门就被拍得哐哐的响。
“开门,赶紧开门。”
“怎么回事。”
“顾余年,你发什么疯。”
“死丫头,赶紧开门,还学会打人了。”
“翅膀硬了,还想上天吗!”
“顾翠华,管管你生的野种,还不滚过来让她开门。她想打死我孙子吗?”
门外一阵鸡飞狗跳,听到野种二字,顾余年心里生出一股不可控的怒意。
外头的人见里面没开门的动静。
苍老又尖锐刻薄的声音再一次从门外传进来,甚至还伴随着打骂。
“赔钱货,给老娘滚过来,躲,你还躲。还知道被打了会痛。我孙子被你那个野种关在屋里头打,他难道不痛?”
“妈,妈,我……我,我喊余年出来。”
唯唯诺诺的声音,触动了顾余年身体里那股无法控制的情绪,眼泪止不住的掉出来,但心里的怒意和恨意,却丝毫没有少半分。
顾余年深吸一口气,她自小跟着爷爷学手艺,不管是唐朝菓子还是翻糖,都需要平稳的心态,创作者的心态,往往能反应到作品上。

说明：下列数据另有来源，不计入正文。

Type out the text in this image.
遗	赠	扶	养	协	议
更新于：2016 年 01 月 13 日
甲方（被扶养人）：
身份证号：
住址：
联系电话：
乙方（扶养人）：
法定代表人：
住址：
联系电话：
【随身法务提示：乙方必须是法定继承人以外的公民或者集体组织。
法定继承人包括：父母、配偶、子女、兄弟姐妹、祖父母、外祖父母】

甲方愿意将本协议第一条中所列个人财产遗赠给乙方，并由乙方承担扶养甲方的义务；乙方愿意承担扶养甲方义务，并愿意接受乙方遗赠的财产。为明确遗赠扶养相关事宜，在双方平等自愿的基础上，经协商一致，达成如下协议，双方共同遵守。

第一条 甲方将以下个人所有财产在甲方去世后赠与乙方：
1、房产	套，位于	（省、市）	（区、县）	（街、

一个有着戾气的创作者,就算做出来的东西再美好,也不会好吃,不会好看。
她明白这样的情绪,并不是她的,却也停了下来,她冷淡的看了顾长春一眼,拖着一只手把门栓打开。
门栓才拿开,一个六十多岁的老婆子横冲直撞,不管不顾的推开顾余年,顾余年脚下一个趔趄,眼见着自己受伤的手快要撞到墙上,就被一双手拉着站稳。另外几个人也跟着挤了进来。
顾余年抬头,就对上一双担忧的眼睛。
“余年,怎么样,没伤着吧。手还好吗?”
女人头发花白,脸上经受了风霜的洗礼,想抬手抹顾余年脸上的泪,却又瑟瑟缩缩的把粗糙的手缩回去,结结巴巴的说道“余年,妈,妈给你去河里抓几条鱼,给你补补。你的手,会好好的。”
“我……”顾余年本想说,我没事,不用担心,脸上却被冷不丁的扇了一耳刮子。
顾余年抿着唇,却是一言不发的看着眼前如同疯婆子一样的尖酸刻薄的顾李氏。
“野种!”顾李氏怨恨的大骂一句,“我孙子要有个三长两短,你就等给我孙子偿命。”
顾长春不停的干嚎,“奶奶,我的,我的……呜呜呜……我,我要成个废人了,呜呜呜……”
顾余年摸着自己被打得火辣刺疼的脸颊,还有耳朵里的轰鸣,双唇抿得更紧。